8.3. Foreground and Background Populations
One way to explain the observed microlensing optical depth is to assume that there might be stellar populations outside of the main LMC disk plane. For example, there might be a population of stars in front of or behind the LMC that was pulled from the Magellanic Clouds due to Milky Way tidal forces (Zhao 1998) or there might be a non-virialized shroud of stars at considerable distances above the LMC plane due to Milky Way tidal heating (Weinberg 2000; Evans & Kerins 2000). If microlensing source stars belong to such populations, then this would yield observable signatures in their characteristics. In particular, if microlensing source stars are behind the LMC, then they should be systematically fainter (Zhao, Graff & Guhathakurta 2000) and redder (Zhao 1999, 2000) than LMC disk stars. HST/WFPC2 CMDs of fields surrounding microlensing events show no evidence for this, although the statistics are insufficient to rule out specific models with strong confidence (Alcock et al. 2001). Other tests of the spatial distribution and properties of the LMC microlensing events also do not (yet) discriminate strongly between different models for the location and nature of either the lenses or the sources (Alcock et al. 2000a; Gyuk, Dalal & Griest 2000; Jetzer, Mancini & Scarpetta 2002). This is primarily because only 13-17 LMC microlensing events are known. So to assess whether the LMC has out-of-plane structures it is best to focus on other types of tracers that might yield better statistics.
Zaritsky & Lin (1997) studied the optical CMD of a field ~ 2° north-west of the LMC center and found a vertical extension at the bright end of the Red Clump. They suggested that this feature is due to stars 15-17 kpc above the LMC disk. However, this interpretation has been challenged for many different reasons (e.g., Bennett 1998; Gould 1998, 1999). Most seriously, Beaulieu & Sackett (1998) pointed out that a Vertical Red Clump (VRC) extension is naturally expected from stellar evolution due to young helium core burning stars. The same feature is seen in the Fornax and Sextans A dwarfs (Gallart 1998). It remains somewhat open to discussion whether the number of stars in the LMC VRC is larger than expected given our understanding of the LMC star formation history, so a foreground population is not strictly ruled out (Zaritsky et al. 1999). However, it certainly doesn't appear to be a favored interpretation of the data. Also, the kinematics of the VRC stars is indistinguishable from that of LMC Red Clump stars (Ibata, Lewis & Beaulieu 1998). More recently, Zhao et al. (2003) performed a detailed radial velocity survey of 1300 stars of various types within ~ 2° from the LMC center. They found no evidence for stars with kinematics that differ significantly from that of the main LMC disk. This rules out a significant foreground or background population of stars that reside in a tidal stream that is seen superposed onto the LMC by chance (Zhao 1999). Any foreground or background population must be physically associated with the LMC, and share its kinematics. Sub-populations within the LMC with subtly different kinematics have been suggested (Graff et al. 2000), but only at low statistical significance.

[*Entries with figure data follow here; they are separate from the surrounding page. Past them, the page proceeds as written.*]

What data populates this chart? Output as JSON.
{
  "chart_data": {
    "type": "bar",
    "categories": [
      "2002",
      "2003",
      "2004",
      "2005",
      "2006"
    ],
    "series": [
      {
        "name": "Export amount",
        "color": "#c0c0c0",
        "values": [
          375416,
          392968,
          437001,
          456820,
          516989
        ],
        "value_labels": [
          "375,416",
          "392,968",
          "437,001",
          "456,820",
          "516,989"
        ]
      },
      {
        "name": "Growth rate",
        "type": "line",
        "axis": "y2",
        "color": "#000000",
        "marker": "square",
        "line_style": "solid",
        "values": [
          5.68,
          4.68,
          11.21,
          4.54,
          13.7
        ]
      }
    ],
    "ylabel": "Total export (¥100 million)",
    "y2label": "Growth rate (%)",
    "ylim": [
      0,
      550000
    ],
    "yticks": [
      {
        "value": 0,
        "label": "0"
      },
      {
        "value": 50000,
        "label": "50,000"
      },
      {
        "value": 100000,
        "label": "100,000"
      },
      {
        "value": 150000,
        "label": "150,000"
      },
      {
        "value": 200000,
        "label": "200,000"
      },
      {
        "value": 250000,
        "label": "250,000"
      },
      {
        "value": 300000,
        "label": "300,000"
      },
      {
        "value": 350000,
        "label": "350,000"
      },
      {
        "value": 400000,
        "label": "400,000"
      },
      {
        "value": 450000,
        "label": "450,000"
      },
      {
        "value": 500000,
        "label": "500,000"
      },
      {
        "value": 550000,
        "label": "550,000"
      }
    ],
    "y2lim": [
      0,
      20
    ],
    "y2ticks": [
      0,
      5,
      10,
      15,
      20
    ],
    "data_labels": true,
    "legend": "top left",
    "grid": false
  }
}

Other arguments for stars at large distances from the LMC disk also have not been convincing. Kunkel et al. (1997b) argued on the basis of carbon star velocities that the LMC has a polar ring. However, the carbon star velocity field shown in Figure 7 seems to be well fit by a single rotation disk model. It is possible that the Kunkel et al. study was affected by the use of an LMC transverse velocity value of only 240 km s-1, which is considerably below the value indicated by presently available proper motion data (406 ± 44 km s-1; see Section 4). Weinberg & Nikolaev (2001) found a tail of relatively faint stars in luminosity functions of AGB stars selected by J - K color from 2MASS data. They suggested that this is not due to dust extinction but might indicate stars behind the LMC. On the other hand, the distribution of these stars on the sky (van der Marel, unpublished) bears a strong resemblance to the far infrared IRAS map of LMC dust emission (Schwering 1989). This casts doubt on the interpretation that the brightnesses of these stars have not been affected by dust. Weinberg & Nikolaev (2001) also found a slightly non-Gaussian tail in their AGB star luminosity functions towards brighter magnitudes. However, this need not indicate stars in the foreground, given that there is no a priori reason why the AGB star luminosity function would have to be Gaussian. In another study, Alcock et al. (1997) found no evidence for unexpected numbers of RR Lyrae stars at distances beyond ~ 15 kpc from the LMC disk plane.